The last post discussed why we can't build an ultimate solution to AI-- an ultimate model of how to model the world. I've got to admit that I don't particularly like the fact. I want every element of my AI to follow logically from the basic purpose-- when I describe it, I want it to sound like the obvious solution, the right way of doing things. So, although we can't say what model for modelmaking is best, let's discuss some basic elements that model-models should have.
Obviously, the more types of models we can generate with our modelmaking model, the better. That's why AIXI and OOPS use turing-machines; technically, they can do anything. So a good modelmodel should be universal in the sense that it can come up with any particular model.
Second, we need some rating for how good each model is. Since we can come up with any model, there will be a large number of possibilities for each set of data. There are several ways to rate models. For genetic algorithms and neural nets, a common concern is how closely we match the data-- we give each model a score for percent correct on a number of problems. As I explained in the previous post, AIXI and OOPS both use the criteria of 100% matching; no errors are to be tolerated. But this criteria alone did not limit them to only one model. Similarly, with genetic algorithms and neural nets we run into trouble if we only use percent correct. The model with the highest score may be overmatched: it may have memorized the answers for our particular test, but have no idea what to do for any other. The equivalent for AIXI and OOPS would be a program that generates the desired output by quoting it in it's program-- if the data is "1001011010010101", then the program is "say 1001011010010101". No structure has actually been found in the data, or perhaps only an extremely small amount of structure ("say 100101101001 and then stick 01 on the end twice"). In some sense, these models are too complicated. AIXI and OOPS differ in how they define this notion of "complicated", of course. Neural nets and genetic algorithms have a different often-used solution: instead of giving the entire dataset to the program for it to train itself on, we give it only some of the data. Then once it's trained, we test it using the data that we didn't give it-- if it's just memorized the first dataset, it won't do too well on the new data.

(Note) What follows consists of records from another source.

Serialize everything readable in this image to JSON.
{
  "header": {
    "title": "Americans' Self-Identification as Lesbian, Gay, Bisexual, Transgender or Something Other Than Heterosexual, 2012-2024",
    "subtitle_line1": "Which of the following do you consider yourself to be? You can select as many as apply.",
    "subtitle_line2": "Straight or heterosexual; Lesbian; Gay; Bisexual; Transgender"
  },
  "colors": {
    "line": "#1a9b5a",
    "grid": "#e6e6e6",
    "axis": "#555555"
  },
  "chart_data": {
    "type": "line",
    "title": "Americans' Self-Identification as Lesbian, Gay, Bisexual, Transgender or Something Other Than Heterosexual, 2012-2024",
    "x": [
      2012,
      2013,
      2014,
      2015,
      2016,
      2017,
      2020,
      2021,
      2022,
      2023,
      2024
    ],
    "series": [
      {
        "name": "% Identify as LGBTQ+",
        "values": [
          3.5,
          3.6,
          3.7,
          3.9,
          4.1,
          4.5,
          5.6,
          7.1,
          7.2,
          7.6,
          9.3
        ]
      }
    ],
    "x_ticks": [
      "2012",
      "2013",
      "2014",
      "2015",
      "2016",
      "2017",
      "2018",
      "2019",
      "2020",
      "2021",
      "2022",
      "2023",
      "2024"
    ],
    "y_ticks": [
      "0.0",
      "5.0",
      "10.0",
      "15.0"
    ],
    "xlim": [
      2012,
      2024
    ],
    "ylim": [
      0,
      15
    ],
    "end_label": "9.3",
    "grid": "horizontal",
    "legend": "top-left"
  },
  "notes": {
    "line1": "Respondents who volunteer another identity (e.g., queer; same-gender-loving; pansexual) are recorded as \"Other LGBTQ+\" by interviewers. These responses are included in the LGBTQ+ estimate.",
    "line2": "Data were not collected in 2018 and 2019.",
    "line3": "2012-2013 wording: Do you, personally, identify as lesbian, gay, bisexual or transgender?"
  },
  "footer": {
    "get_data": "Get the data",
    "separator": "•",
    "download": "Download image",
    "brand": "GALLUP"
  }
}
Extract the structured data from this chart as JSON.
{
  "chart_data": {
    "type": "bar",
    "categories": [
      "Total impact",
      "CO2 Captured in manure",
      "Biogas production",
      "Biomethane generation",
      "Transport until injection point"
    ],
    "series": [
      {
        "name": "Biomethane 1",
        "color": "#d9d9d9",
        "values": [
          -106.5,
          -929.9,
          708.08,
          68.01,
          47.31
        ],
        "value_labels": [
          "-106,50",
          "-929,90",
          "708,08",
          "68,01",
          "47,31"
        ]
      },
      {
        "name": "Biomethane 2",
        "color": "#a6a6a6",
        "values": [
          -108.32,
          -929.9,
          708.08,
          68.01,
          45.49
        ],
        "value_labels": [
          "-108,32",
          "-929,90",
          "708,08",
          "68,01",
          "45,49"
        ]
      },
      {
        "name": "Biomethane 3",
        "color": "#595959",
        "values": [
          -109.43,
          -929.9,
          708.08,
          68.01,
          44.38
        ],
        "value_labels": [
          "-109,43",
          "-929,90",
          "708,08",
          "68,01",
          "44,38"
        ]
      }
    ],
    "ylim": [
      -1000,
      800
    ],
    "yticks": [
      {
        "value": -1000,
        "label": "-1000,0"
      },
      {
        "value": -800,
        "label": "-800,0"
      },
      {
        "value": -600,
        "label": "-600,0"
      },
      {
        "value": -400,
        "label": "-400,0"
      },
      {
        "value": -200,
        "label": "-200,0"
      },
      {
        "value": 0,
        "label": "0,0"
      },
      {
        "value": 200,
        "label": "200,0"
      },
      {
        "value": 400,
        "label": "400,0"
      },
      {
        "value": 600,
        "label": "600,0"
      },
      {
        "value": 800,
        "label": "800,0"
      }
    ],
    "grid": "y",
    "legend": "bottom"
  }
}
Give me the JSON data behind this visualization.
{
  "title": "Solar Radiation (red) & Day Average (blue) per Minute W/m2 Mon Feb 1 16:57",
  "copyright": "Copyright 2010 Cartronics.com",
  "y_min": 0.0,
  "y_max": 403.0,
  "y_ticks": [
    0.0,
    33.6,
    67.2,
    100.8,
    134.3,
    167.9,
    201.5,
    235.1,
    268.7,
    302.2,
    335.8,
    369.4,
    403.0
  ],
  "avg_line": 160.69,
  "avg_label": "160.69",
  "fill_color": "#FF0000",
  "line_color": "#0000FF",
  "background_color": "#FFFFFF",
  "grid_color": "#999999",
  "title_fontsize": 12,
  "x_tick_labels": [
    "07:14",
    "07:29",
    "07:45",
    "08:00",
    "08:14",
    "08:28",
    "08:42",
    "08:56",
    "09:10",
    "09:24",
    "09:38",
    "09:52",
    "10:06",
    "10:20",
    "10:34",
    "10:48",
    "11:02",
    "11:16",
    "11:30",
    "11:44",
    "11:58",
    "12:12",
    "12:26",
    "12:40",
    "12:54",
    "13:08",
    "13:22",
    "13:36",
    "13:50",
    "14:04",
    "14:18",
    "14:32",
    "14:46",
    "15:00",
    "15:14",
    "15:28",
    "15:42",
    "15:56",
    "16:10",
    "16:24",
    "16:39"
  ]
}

I call these two different measures, the percent correct and the measure of memorization, "utility" and "elegance". "Utility" measures how well the model fits the data, and "elegance" measures how likely the model is to work well for other data in addition to the original training set. The term elegance makes more sense when applied to the AIXI length prior and the OOPS speed prior than for the method of withholding some data until the end, and it's true that I'm biased towards the second sort of method-- a measure of elegance based on what the model looks like, how 'nice' a model it is, not based on withholding some data.